Some of the tales are set in Chico. In "Tell Me Where You Are," Charlie Peterson has rats eating through his house even as his marriage is unraveling. "He parked in front of the Presbyterian Church on First Street. He left Rachel sleeping in the locked van and stepped into the downtown city streets, damp with a light drizzle." His daughter is safe but his where is his wife?

The stories seem to grow darker, more complicated, with deep sexual currents, as the book progresses, concluding with "Criminals," which won the 2009 Camber Press Fiction award. Gerald Prescott Carter is an American living on the island of Carriacou, drinking heavily and working on a book about seashells, collecting rainwater in cisterns and terribly annoyed when a local boy, "Soup," attempts to steal some of the water. Carter is a deliciously unreliable narrator, concerned with his own sad dignity while life and death play out before him. Clarity? Here, not so much.

Sunday, March 04, 2012

Tales out of Cuba


Begin with Sara Cooper, Professor of Spanish and Multicultural and Gender Studies, and Gender and Sexuality Pathway Coordinator, at Chico State University. In her travels to Cuba over the last ten years she became convinced that women writers there ought to have a voice in the larger literary world. In May 2010 she established Cubanabooks (, a non-profit small press dedicated to translating the work of contemporary Cuban women writers.

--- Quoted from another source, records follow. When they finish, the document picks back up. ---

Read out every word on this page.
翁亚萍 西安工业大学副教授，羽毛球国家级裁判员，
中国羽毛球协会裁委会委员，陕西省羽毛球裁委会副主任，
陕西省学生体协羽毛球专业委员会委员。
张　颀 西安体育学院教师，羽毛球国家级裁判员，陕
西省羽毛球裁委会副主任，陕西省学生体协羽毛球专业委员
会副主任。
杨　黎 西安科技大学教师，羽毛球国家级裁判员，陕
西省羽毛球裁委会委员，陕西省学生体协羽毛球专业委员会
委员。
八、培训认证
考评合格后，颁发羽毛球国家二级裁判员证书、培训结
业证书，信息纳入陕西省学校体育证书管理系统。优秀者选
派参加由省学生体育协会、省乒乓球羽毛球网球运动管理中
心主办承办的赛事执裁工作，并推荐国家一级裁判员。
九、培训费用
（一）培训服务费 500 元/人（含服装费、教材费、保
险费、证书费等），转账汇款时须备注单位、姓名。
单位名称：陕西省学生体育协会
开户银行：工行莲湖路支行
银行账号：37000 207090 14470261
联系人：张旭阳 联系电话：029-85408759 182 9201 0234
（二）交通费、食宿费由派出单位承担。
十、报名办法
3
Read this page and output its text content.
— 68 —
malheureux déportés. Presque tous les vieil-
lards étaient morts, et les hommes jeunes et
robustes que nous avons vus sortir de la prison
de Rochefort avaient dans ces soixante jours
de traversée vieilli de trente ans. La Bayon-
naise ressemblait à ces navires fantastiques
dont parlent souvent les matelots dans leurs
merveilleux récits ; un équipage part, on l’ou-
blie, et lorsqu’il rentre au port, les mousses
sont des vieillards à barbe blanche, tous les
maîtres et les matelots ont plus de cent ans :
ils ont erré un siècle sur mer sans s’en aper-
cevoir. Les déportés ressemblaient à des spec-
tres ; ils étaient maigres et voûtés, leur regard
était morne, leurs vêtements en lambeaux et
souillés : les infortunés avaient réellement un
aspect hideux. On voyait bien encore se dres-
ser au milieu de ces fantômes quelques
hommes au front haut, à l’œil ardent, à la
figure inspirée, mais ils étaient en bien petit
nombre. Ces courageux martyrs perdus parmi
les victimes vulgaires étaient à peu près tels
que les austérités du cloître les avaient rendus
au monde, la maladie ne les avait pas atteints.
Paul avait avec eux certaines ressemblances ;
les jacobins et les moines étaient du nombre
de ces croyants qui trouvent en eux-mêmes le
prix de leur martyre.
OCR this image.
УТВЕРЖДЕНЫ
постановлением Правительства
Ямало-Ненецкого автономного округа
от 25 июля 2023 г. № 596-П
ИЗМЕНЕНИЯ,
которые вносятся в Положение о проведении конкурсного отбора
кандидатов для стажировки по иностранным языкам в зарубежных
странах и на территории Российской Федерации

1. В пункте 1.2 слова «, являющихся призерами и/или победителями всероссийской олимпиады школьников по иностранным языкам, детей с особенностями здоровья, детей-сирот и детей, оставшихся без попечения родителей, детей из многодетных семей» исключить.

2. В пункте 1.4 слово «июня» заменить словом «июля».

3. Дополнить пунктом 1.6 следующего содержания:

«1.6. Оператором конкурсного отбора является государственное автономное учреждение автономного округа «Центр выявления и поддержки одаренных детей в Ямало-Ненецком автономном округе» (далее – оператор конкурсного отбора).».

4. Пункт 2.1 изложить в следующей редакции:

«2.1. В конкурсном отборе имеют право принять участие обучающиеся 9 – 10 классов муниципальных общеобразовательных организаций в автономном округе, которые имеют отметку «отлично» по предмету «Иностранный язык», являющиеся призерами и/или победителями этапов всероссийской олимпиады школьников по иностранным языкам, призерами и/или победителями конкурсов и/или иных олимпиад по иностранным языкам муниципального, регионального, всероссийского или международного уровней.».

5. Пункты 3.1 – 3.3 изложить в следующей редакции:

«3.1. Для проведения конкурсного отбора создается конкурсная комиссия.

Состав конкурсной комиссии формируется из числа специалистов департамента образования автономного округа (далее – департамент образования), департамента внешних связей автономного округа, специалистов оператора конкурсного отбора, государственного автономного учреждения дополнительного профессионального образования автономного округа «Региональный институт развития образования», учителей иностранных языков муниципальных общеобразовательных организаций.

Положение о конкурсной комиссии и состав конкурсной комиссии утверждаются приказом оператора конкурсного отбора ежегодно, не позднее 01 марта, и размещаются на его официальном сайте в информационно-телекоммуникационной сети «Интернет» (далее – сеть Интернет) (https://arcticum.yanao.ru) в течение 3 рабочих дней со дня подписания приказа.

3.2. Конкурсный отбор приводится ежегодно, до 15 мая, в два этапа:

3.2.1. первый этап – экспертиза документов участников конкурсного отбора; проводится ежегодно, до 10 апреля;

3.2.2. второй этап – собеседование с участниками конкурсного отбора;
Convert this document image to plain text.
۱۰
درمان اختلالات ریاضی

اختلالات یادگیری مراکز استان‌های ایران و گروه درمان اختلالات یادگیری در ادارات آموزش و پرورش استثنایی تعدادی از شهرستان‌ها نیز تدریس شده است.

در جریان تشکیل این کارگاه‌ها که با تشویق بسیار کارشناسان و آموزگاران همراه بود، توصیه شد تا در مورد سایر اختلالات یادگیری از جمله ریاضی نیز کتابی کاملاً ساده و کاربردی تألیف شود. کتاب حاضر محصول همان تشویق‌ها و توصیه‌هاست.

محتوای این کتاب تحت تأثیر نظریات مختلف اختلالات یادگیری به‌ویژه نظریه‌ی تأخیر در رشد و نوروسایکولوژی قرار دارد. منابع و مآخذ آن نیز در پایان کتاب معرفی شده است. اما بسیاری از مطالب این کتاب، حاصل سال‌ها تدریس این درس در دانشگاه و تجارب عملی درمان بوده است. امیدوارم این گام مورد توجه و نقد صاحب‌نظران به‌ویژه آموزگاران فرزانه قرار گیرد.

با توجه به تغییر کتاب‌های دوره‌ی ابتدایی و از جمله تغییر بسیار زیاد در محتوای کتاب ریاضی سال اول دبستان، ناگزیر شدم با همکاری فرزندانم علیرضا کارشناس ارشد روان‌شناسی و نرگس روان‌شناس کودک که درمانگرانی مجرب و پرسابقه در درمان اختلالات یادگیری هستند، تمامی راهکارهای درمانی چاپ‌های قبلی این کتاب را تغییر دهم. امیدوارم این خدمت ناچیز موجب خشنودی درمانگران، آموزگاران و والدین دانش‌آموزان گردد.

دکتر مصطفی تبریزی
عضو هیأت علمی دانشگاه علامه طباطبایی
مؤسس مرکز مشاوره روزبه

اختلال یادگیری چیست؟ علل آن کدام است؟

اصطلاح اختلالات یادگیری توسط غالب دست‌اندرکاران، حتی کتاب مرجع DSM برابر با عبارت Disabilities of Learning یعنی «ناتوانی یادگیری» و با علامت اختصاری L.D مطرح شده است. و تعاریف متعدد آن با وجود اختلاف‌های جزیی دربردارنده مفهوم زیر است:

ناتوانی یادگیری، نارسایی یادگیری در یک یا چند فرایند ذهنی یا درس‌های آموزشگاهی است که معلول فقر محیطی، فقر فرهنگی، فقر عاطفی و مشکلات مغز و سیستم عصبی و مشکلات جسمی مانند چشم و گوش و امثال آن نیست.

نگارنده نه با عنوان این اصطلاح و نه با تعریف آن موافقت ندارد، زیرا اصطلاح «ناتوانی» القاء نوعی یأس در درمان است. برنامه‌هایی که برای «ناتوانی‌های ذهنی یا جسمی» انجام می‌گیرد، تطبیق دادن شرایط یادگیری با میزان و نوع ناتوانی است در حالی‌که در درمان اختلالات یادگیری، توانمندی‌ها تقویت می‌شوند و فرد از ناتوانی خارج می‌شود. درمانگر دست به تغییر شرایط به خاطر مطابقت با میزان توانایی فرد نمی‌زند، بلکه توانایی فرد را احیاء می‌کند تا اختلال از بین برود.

Now, Cubanabooks is celebrating the publication of a new bilingual collection of short stories, this time by Nancy Alonso. "Disconnect/Desencuentro" ($15.95 in paperback with a Kindle edition planned) is translated by Argentina-born Anne Fountain, Professor of Spanish at San Jose State University.

A book release party will be held from 3:00 - 6:00 p.m. Thursday, March 15 at Chico State University's Cross-Cultural Leadership Center. Free and open to the public, the reception will feature a visit by the translator, perhaps a taped reading by Alonso herself, and Cuban snacks.

The twelve stories in "Disconnect," as a note about the author says, run "the whole gamut of human relations including lesbian love, unconventional mother and son ties, chance encounters, interwoven destinies and even a dreamed death. Characteristic of Alonso's fiction is her creation of everyday scenes and dialogues that are universally understood yet deeply rooted in Cuban reality."

In "Anniversary," a group of former students from Havana's College Preparatory Institute, now living in Florida, put together a twenty-fifth reunion. There are smug self congratulations all around and they decide to contact another former student living in Cuba. "Although they might be separated by the longest ninety miles geographically speaking, they were also the shortest ninety miles." But it turns out the friend had organized a parallel reunion--and held it on the grounds of the Institute itself.

The final story gives the book its title. An older male professor writes a letter to one of his students, Leonardo, admitting that "I had fallen in love with you, a student who was twenty-five years younger than me, and I was incapable of confessing it to Pablo," his partner. "In order to lie to others--and I needed to do a lot of that--no method has proved more efficient than that of deceiving ourselves." Alonso is a chronicler of self-deception.